Speaking to Al Jazeera correspondent John Psaropolous after the acquittal, Vaxevanis said: “I want to thank Al Jazeera and the international media who put the story in its real context, saying that this is a question of democracy and freedom of speech in Greece, and created the conditions for coverage in Greece – the Greek networks knew nothing and found out what was going on from the international media, just like in the time of the colonels’ dictatorship.”
The arrest and speedy trial of Vaxevanis, a magazine editor, had aroused international concern and riveted recession-weary Greeks angry at the privileges of the elite.
In his defence, Vaxevanis, 46, accused politicians of hiding the truth and protecting an “untouchable” wealthy elite.

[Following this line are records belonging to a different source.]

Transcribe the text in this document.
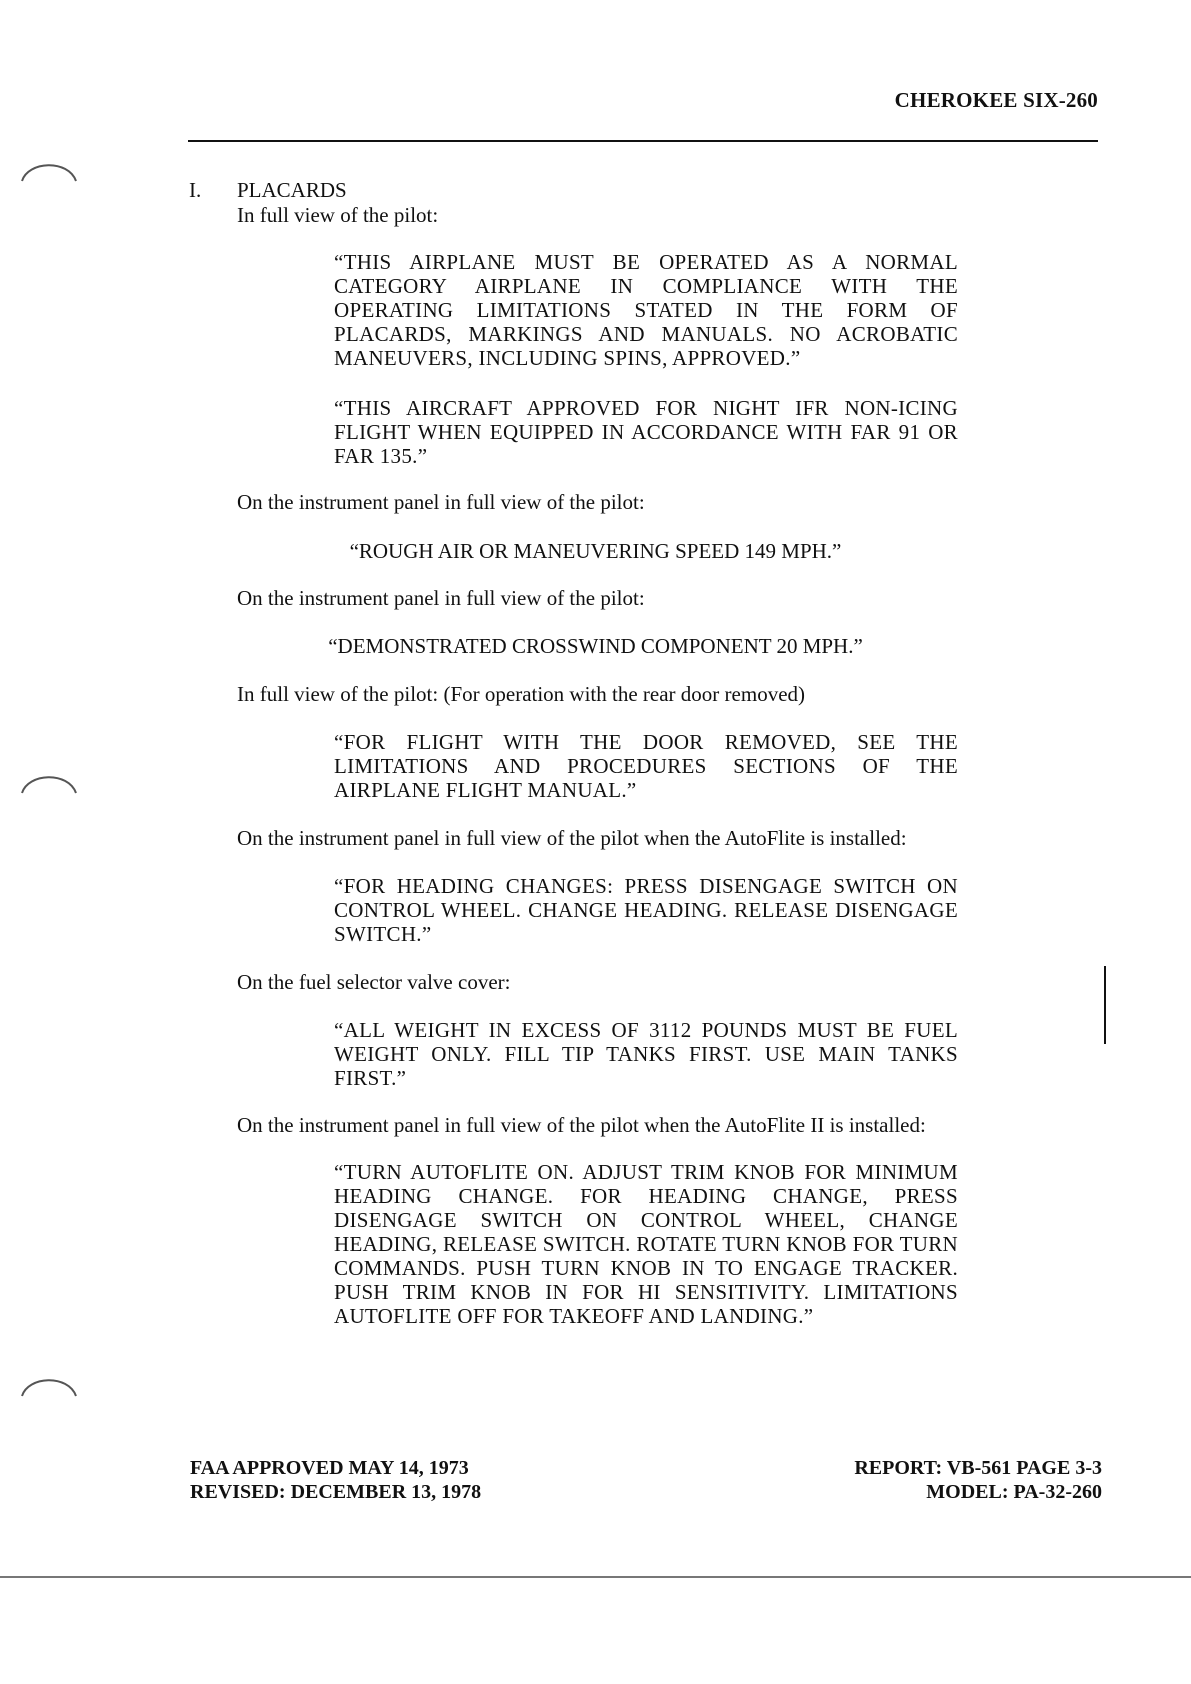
CHEROKEE SIX-260
I. PLACARDS
In full view of the pilot:
“THIS AIRPLANE MUST BE OPERATED AS A NORMAL CATEGORY AIRPLANE IN COMPLIANCE WITH THE OPERATING LIMITATIONS STATED IN THE FORM OF PLACARDS, MARKINGS AND MANUALS. NO ACROBATIC MANEUVERS, INCLUDING SPINS, APPROVED.”
“THIS AIRCRAFT APPROVED FOR NIGHT IFR NON-ICING FLIGHT WHEN EQUIPPED IN ACCORDANCE WITH FAR 91 OR FAR 135.”
On the instrument panel in full view of the pilot:
“ROUGH AIR OR MANEUVERING SPEED 149 MPH.”
On the instrument panel in full view of the pilot:
“DEMONSTRATED CROSSWIND COMPONENT 20 MPH.”
In full view of the pilot: (For operation with the rear door removed)
“FOR FLIGHT WITH THE DOOR REMOVED, SEE THE LIMITATIONS AND PROCEDURES SECTIONS OF THE AIRPLANE FLIGHT MANUAL.”
On the instrument panel in full view of the pilot when the AutoFlite is installed:
“FOR HEADING CHANGES: PRESS DISENGAGE SWITCH ON CONTROL WHEEL. CHANGE HEADING. RELEASE DISENGAGE SWITCH.”
On the fuel selector valve cover:
“ALL WEIGHT IN EXCESS OF 3112 POUNDS MUST BE FUEL WEIGHT ONLY. FILL TIP TANKS FIRST. USE MAIN TANKS FIRST.”
On the instrument panel in full view of the pilot when the AutoFlite II is installed:
“TURN AUTOFLITE ON. ADJUST TRIM KNOB FOR MINIMUM HEADING CHANGE. FOR HEADING CHANGE, PRESS DISENGAGE SWITCH ON CONTROL WHEEL, CHANGE HEADING, RELEASE SWITCH. ROTATE TURN KNOB FOR TURN COMMANDS. PUSH TURN KNOB IN TO ENGAGE TRACKER. PUSH TRIM KNOB IN FOR HI SENSITIVITY. LIMITATIONS AUTOFLITE OFF FOR TAKEOFF AND LANDING.”
FAA APPROVED MAY 14, 1973
REVISED: DECEMBER 13, 1978
REPORT: VB-561 PAGE 3-3
MODEL: PA-32-260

He said the trial was politically motivated, calling it “targeted and vengeful”.
Vaxevanis published the list, called the ‘Lagarde list’, in Hot Doc magazine which he edits. The list took its name after IMF chief Christine Lagarde who handed it to her Greek counterpart two years ago when she was France’s finance minister.

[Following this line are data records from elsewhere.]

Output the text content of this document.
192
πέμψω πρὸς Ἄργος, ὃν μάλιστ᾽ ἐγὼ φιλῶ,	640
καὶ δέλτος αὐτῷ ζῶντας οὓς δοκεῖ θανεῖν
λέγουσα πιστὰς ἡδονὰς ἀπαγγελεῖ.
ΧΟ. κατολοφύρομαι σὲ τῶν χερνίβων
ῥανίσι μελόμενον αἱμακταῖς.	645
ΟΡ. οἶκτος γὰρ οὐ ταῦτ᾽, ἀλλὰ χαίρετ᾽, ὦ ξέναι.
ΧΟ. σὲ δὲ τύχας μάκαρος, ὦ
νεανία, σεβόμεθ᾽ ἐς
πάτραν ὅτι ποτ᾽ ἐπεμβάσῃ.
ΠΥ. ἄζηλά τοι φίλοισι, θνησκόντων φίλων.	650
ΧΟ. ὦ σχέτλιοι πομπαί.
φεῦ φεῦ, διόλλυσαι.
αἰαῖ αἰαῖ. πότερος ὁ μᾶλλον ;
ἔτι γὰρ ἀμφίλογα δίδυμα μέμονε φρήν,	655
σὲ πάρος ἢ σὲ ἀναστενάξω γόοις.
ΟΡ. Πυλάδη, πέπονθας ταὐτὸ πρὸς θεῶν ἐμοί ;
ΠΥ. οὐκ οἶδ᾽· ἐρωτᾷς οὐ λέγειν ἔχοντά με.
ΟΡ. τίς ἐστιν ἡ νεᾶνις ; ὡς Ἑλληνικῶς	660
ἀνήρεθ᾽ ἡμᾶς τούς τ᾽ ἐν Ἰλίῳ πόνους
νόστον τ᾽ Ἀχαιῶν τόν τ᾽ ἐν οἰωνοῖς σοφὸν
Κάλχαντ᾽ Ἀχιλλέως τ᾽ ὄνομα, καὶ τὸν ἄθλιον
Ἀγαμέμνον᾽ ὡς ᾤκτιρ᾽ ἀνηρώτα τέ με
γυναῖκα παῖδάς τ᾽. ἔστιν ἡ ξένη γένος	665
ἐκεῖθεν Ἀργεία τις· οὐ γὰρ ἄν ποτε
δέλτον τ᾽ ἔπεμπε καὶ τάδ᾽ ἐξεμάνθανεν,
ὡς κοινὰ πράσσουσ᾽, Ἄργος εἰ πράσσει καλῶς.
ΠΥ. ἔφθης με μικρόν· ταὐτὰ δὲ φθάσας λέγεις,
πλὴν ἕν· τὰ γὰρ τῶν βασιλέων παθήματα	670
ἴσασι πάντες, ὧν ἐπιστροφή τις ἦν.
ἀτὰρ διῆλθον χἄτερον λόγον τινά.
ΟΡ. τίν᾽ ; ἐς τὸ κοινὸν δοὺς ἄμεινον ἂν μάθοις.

“The Lagarde list” was then believed lost for two years, but resurfaced in early October, when Greek media printed stories regarding other lists containing names of politicians allegedly probed for their financial transactions.
The list Vaxevanis published contains names of heavyweight former ministers and businessmen, including Leonidas Tzanis, former Greek deputy interior minister, who committed suicide in the beginning of October.
It claimed the people named on the list made major deposits in Swiss banks, inferring that many avoided paying tax in Greece, a nation embroiled in a debt crisis since 2009.
During Thursday’s court proceedings, the court deposed four witnesses, including an opposition member of parliament who sits on the institutions and transparency committee, which has been investigating the affair.
Two former finance ministers and former heads of the police’s financial crimes squad have appeared before that committee, but all said that they no longer possessed copies of the list.
Vaxevanis argued that authorities should instead target tax-dodgers and state officials who do not crack down on tax evasion.
“We will endure this. Will they?” Vaxevanis tweeted ahead of the trial.
His lawyer, Haris Ikonomopoulous, told Al Jazeera that the trial had put the Greek democracy at stake.
“What is at stake today … is transparency, accountability and effectiveness. What is at stake at the end of the day is democracy,” he said on Thursday.
In an article in The Guardian newspaper earlier this week, Vaxevanis wrote: “In Ancient Greek mythology, justice is presented as blind. In modern Greece, it is merely winking and nodding… justice remains in thrall to
“Dealings with banks are carried out in public, not in secrecy. The existence of a bank account is therefore not personal data.”
The allegations of tax evasion against the wealthy as well as the inability of authorities to tackle the phenomenon have increased tension in recession-hit Greece, as the government plans to pass new harsh austerity and reform measures on the already burdened middle class and low-income earners.
Greece has pledged to implement a tough stability and reform programme in return for vital multi-billion euro bailout loans since 2010, so as to keep the country afloat and avert a disorderly default.
Without further aid from the European Union and the International Monetary Fund, the country could financially collapse as early as December, some experts have said.